UK bookmakers will undoubtedly benefit from three of the home nations (England, Northern Ireland and Wales) making it to the Euro 2016 finals. But if you want to bet with your head, rather than your heart, where should you put your money?
You might be surprised that there is sometimes a way that you can bet and be guaranteed to win. If you can find the right set of odds and put the right amount of money on each outcome, you will win back more than the total amount you bet, no matter what happens. For example, with the following odds, if you bet a total of £73 across the different teams left in the tournament, you’d be guaranteed to have a final balance of at least £99.
Graham Kendall - Screen Capture (Excel)
The problem is that bookmakers almost never offer such opportunities. If they did this, they would soon be out of business. In fact, bookmakers make their money because you can’t do this. This is because bookies' odds don’t represent the real chance of an event happening.
For example, if you flip a coin the chances of heads or tails coming up are equal (1-1). But if you place a bet on the coin landing on heads, the bookmaker will offer you odds of something like 4-5. So if heads comes up you’ll win less money than you really should. The difference between 4-5 and 1-1 is where the bookmaker makes its profit, which is often referred to as the overround.
To preserve their profit, a bookmaker will never offer a set of odds without an overround. That does not that mean that you cannot look for the opposite – an underround – across several bookmakers. The technical term for this is an arbitrage. It can be difficult to find an arbitrage, though, and if you do find one they tend to disappear quite quickly as many punters will exploit it. So, is there another way to make an informed bet?
Spread Betting
Spread betting is very similar to trading in shares, and is regulated in the UK by the Financial Conduct Authority, rather than the Gambling Commission like other forms of commercial gambling.
The range of things you can bet on in spread betting is only limited by the imaginations of the betting companies. You could, for example, bet on the number of corners in a match. At the time of writing, bets on corners in the England vs Russia first round match were trading at 9.75-10.25. This means that the spread betting company thinks that the number of corners will be 10, so they have set their spread around this value.
The spread betting companies make their money by virtue of the spread, that is the difference between the lower value and the higher value. The spread can be viewed as the same as the overround in that it is the mechanism that makes money for the spread betting operator.

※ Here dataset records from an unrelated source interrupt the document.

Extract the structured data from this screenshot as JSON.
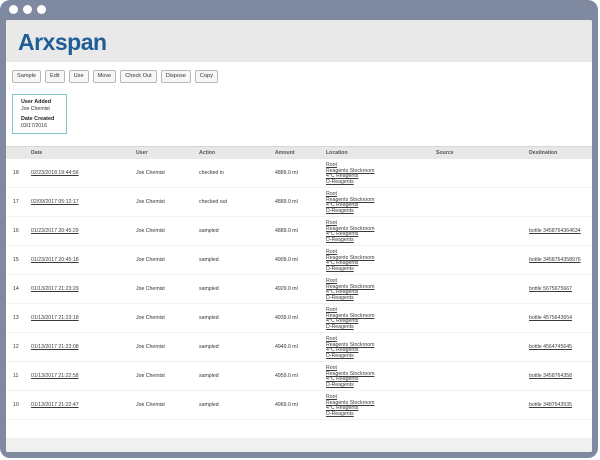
{
  "app": {
    "logo_text": "Arxspan"
  },
  "toolbar": {
    "buttons": [
      "Sample",
      "Edit",
      "Use",
      "Move",
      "Check Out",
      "Dispose",
      "Copy"
    ]
  },
  "info": {
    "user_added_label": "User Added",
    "user_added_value": "Joe Chemist",
    "date_created_label": "Date Created",
    "date_created_value": "03/17/2016"
  },
  "table": {
    "headers": [
      "Date",
      "User",
      "Action",
      "Amount",
      "Location",
      "Source",
      "Destination"
    ],
    "rows": [
      {
        "num": "18",
        "date": "02/23/2018 19:44:56",
        "user": "Joe Chemist",
        "action": "checked in",
        "amount": "4889.0 ml",
        "location": [
          "Root",
          "Reagents Stockroom",
          "4°C Reagents",
          "D-Reagents"
        ],
        "source": "",
        "destination": ""
      },
      {
        "num": "17",
        "date": "02/09/2017 05:12:17",
        "user": "Joe Chemist",
        "action": "checked out",
        "amount": "4889.0 ml",
        "location": [
          "Root",
          "Reagents Stockroom",
          "4°C Reagents",
          "D-Reagents"
        ],
        "source": "",
        "destination": ""
      },
      {
        "num": "16",
        "date": "01/23/2017 20:45:29",
        "user": "Joe Chemist",
        "action": "sampled",
        "amount": "4889.0 ml",
        "location": [
          "Root",
          "Reagents Stockroom",
          "4°C Reagents",
          "D-Reagents"
        ],
        "source": "",
        "destination": "bottle 3458764364634"
      },
      {
        "num": "15",
        "date": "01/23/2017 20:45:18",
        "user": "Joe Chemist",
        "action": "sampled",
        "amount": "4909.0 ml",
        "location": [
          "Root",
          "Reagents Stockroom",
          "4°C Reagents",
          "D-Reagents"
        ],
        "source": "",
        "destination": "bottle 3458764358976"
      },
      {
        "num": "14",
        "date": "01/13/2017 21:23:29",
        "user": "Joe Chemist",
        "action": "sampled",
        "amount": "4929.0 ml",
        "location": [
          "Root",
          "Reagents Stockroom",
          "4°C Reagents",
          "D-Reagents"
        ],
        "source": "",
        "destination": "bottle 5675675667"
      },
      {
        "num": "13",
        "date": "01/13/2017 21:23:18",
        "user": "Joe Chemist",
        "action": "sampled",
        "amount": "4939.0 ml",
        "location": [
          "Root",
          "Reagents Stockroom",
          "4°C Reagents",
          "D-Reagents"
        ],
        "source": "",
        "destination": "bottle 4575643654"
      },
      {
        "num": "12",
        "date": "01/13/2017 21:23:08",
        "user": "Joe Chemist",
        "action": "sampled",
        "amount": "4949.0 ml",
        "location": [
          "Root",
          "Reagents Stockroom",
          "4°C Reagents",
          "D-Reagents"
        ],
        "source": "",
        "destination": "bottle 4564745645"
      },
      {
        "num": "11",
        "date": "01/13/2017 21:22:58",
        "user": "Joe Chemist",
        "action": "sampled",
        "amount": "4959.0 ml",
        "location": [
          "Root",
          "Reagents Stockroom",
          "4°C Reagents",
          "D-Reagents"
        ],
        "source": "",
        "destination": "bottle 3458764358"
      },
      {
        "num": "10",
        "date": "01/13/2017 21:22:47",
        "user": "Joe Chemist",
        "action": "sampled",
        "amount": "4969.0 ml",
        "location": [
          "Root",
          "Reagents Stockroom",
          "4°C Reagents",
          "D-Reagents"
        ],
        "source": "",
        "destination": "bottle 3487543535"
      }
    ]
  },
  "colors": {
    "window_frame": "#7f8aa0",
    "logo": "#1f5d97",
    "card_border": "#7ec4c9",
    "header_row": "#e8e8e8"
  }
}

If you think that the number of corners will be greater than 10.25, you would bet to buy (although you don’t actually buy or sell anything) and would win if the number of corners ended up greater than 10.25. If you think that the number of corners will be less than 9.75 you would bet to sell and would win if the actual number of corners turned out to be less than 9.75.
Cyril Zingaro/EPA
The amount you win or lose depends on how right or wrong you are. If you “sold” at 9.75 and the number of corners was 8, you would be right by 1.75 (9.75-8). If you had bet £1 at 0.1 per point you would win £17.50. But if the number of corners ended at 11, the difference would be 1.25 and you would lose £12.50.
The spread betting companies constantly adjust the spread to balance their books. If a large number of people buy at 10.25, they will move the spread so that they are not exposed to the weight of this buy money. This is the same as bookmakers adjusting their odds as bets are made on different teams.
But it is also the adjustment of the spread that provides you with an opportunity to lock in a profit. For example, you might buy at 10.25. If the market moves to 12.75-13.25, you can take the profit before the end of the event. You would do this if you wanted to achieve a certain profit or if you think that the market might move again, but in the opposite direction. To take the profit, you would sell at 12.75. This locks in a profit of 12.75 - 10.25 = 2.50 (£25), as whichever way the market moves, the buy/sell options will now cancel each other out.
We cannot leave spread betting without a warning. You can win big, but you can also lose big. It is not like a traditional bet where you bet £10 and that is the maximum that you can lose. Many spread bets can incur large losses (you don’t have to put up all the money you bet upfront). There are bets based on variables such as shirt numbers and the number of minutes and these can be very volatile markets.